Business

Log exports to peak before dropping more than a third within decade - Forsyth Barr

11:04 am on 26 October 2021

Major changes are looming for the forestry sector as the deluge of raw log exports fades amid dwindling supplies and demands increase from the building industry and other users.

Photo: 123RF / Lakeview Image Library

An industry report by investment house Forsyth Barr suggests the mainstay of the industry, log exports, will peak and then drop by more than a third within a decade.

"Export volumes will peak by 2026 then decline as insufficient planting activity after the 1990s boom means total harvest volumes will fall," report author and head of research Andy Bowley said.

"The use of wood domestically is undergoing a transformation through the use of trees to sequester carbon, power boilers and as a low carbon building material alternative."

He said that would see the medium-term outlook driven by small forestry owners, who would influence export log volumes depending on demand and supply chain constraints.

Another wild card is the government's plan to change the industry towards more domestic processing and higher value processed products.

And a shift to net-zero emissions will further change industry dynamics as moves to biofuels and carbon sequestering may spur more planting and higher prices, but not for the export trade as it currently operates.

"Over the medium term this could be detrimental to export volumes but over the longer term could be very beneficial," Bowley said.

Small forest owners rule - for now

Forestry Owners Association chief executive Phil Taylor said small forest owners would remain influential in the short term.

"Back in the 1990s, it was the small forest owners who largely developed or established new forests on the back of very strong markets at that time, so they currently represent quite a significant component of the harvest volumes coming out of New Zealand."

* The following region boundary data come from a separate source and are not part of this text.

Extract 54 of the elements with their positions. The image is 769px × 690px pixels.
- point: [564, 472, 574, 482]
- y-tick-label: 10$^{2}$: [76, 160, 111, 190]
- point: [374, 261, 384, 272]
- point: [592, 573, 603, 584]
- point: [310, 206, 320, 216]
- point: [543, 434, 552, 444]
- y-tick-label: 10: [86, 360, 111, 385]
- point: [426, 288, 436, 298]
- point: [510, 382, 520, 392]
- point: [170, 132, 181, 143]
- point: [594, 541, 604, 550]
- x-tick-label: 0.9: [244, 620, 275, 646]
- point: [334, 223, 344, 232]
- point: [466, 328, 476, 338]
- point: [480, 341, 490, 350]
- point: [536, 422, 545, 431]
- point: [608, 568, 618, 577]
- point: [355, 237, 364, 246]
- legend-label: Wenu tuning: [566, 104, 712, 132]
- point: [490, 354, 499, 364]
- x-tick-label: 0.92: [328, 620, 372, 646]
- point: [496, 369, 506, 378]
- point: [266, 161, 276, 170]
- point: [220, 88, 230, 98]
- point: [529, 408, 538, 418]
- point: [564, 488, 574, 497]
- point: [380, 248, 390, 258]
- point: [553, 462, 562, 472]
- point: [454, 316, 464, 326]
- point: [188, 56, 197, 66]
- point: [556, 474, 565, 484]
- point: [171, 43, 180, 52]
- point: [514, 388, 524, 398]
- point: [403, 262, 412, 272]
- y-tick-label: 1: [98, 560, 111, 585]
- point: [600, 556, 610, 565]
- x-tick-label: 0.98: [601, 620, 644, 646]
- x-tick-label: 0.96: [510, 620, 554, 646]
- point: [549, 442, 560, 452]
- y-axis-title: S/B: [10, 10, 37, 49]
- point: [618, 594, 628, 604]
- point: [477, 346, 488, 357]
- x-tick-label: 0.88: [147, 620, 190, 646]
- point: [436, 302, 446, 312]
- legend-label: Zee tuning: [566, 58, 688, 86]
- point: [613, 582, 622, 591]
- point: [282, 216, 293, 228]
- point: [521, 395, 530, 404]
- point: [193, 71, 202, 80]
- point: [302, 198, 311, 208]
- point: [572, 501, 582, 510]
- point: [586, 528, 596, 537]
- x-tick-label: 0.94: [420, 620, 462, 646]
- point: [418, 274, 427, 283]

He said small forestry fowners would be harvesting many of the export logs in the near term, but that could change depending on market conditions.

"Typically the small forest owners have one opportunity in say, 28- to 30 years, to optimize the return on their investment so they are very sensitive to what's happening out in the market, and they have the ability to either to harvest or stop harvesting at very short notice."

Taylor said large owners had needs to fill production and earn cash which would see them weather out markets downturns.

But he said bigger challenges to the sector loom on the horizon with ambitions to encourage more local processing.

"We may actually see a high proportion of the logs that are currently exported processed domestically, and then exported as a higher valued product."

Change and help needed

Wood Processors & Manufacturers Association chair Brian Stanley said a lot of investment and government help would be needed to scale-up domestic production to become a thriving export industry.

"The global subsidies and non-tariff barriers that are applied by every other country in the world except New Zealand make it difficult for our sawmillers to actually compete in the global marketplace."

"We hope that the industry transformation plan is going to find some levers to pull to mitigate some of that stuff."

Stanley said the government should be looking at tax changes to encourage the building of new sawmills and attract investment.

"If you build a new sawmill over in the United States, it is written off in 12 months. If you build a new sawmill in New Zealand it gets written off over 10 or 15 years.

He said the forestry sector also needed guaranteed long-term wood supplies .

"They can only get short-term supply contracts and nobody is going to invest $15m to $20m, or probably more -- up to $60m for a modern state-of-the-art sawmill -- unless they've got guaranteed supply contracts."